Concern about our Roads

Concern about our Roads

As an elected public servant at the local level, I am just as concerned about the condition of our roads as all constituents, as well as those in the state house considering funding issues in Columbia this week.  I am very concerned about the financial pressure that is being forced down to lower levels of civil governance, as a result of our crumbling roads.   I want to share two pictures.  I believe pictures are often worth a thousand words.












This is an area of Sweetwater Road in Edgefield County that was repaired in March, 2017, less than two months ago, and the work is already caving in.  I do not care how much additional tax revenue we raise and provide to the companies / crews repairing our roads – money will not solve this problem.

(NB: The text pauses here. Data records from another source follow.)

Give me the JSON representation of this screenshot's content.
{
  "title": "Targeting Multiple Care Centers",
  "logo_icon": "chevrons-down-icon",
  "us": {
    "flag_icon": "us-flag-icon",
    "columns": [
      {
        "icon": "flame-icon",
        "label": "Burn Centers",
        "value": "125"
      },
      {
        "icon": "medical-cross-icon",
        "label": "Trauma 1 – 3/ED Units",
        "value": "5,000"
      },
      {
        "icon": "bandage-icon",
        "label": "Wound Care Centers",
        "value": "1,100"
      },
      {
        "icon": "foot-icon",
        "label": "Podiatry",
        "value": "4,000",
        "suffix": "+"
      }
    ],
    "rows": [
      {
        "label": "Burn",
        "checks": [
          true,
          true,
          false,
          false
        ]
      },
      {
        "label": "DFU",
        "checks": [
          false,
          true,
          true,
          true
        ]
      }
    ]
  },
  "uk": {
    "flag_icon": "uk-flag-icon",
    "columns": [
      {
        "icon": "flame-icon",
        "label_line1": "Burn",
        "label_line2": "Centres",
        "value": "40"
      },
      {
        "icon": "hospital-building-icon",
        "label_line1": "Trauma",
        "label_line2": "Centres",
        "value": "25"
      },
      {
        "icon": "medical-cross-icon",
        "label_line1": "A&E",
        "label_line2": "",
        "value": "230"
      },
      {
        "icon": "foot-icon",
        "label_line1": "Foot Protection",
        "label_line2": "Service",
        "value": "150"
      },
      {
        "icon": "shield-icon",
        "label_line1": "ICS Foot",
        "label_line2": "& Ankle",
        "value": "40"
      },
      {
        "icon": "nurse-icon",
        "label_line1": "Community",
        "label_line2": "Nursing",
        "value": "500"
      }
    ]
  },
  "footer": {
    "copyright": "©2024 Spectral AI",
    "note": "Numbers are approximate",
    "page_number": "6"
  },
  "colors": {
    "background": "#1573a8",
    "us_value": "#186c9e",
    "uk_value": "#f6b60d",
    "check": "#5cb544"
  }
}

One might say this is an isolated incident, and unfair.  Perhaps.  I have driven a lot of roads, not only in our county and state, but in our country.  We have a significant problem as it relates to our nation’s infrastructure, and the issue isn’t always simply providing more money to the problem.
I am going to close by taking the issue away from roads, and encourage all my friends, both citizens and those currently serving in elected public office, to read the book That Used to Be Us by Thomas L. Friedman and Michael Mandelbaum.  I don’t agree with everything in their book, but it opens comparing the drive and work ethic of various cultures, and how that impacts national outcomes.  Friedman and Madelbaum specifically contrast our republics ability to construct and maintain infrastructure in the 21st Century to that of our competitors, China and India.  They highlight the time it took to construct on opulent high rise office building in a thriving city of China to the time it is currently taking the Washington DC Metro Authority to repair escalators in our aging metro stations.  Being a frequent user of the DC Metro, I concur with their assessment.  Our success / performance in that area, just like the pictures above, is putting our citizenry in grave danger, on multiple levels.

My gut tells me we need more average citizens reading the book I mentioned, and perhaps choosing to run for office to replace some long term public servants who have managed our decline in these critically important areas.  That might sound harsh, but when I look at the pictures above, and listen to the rhetoric coming out of many, who say the issue is solely funding, I simply disagree, and feel we need more citizens engaged in the debate.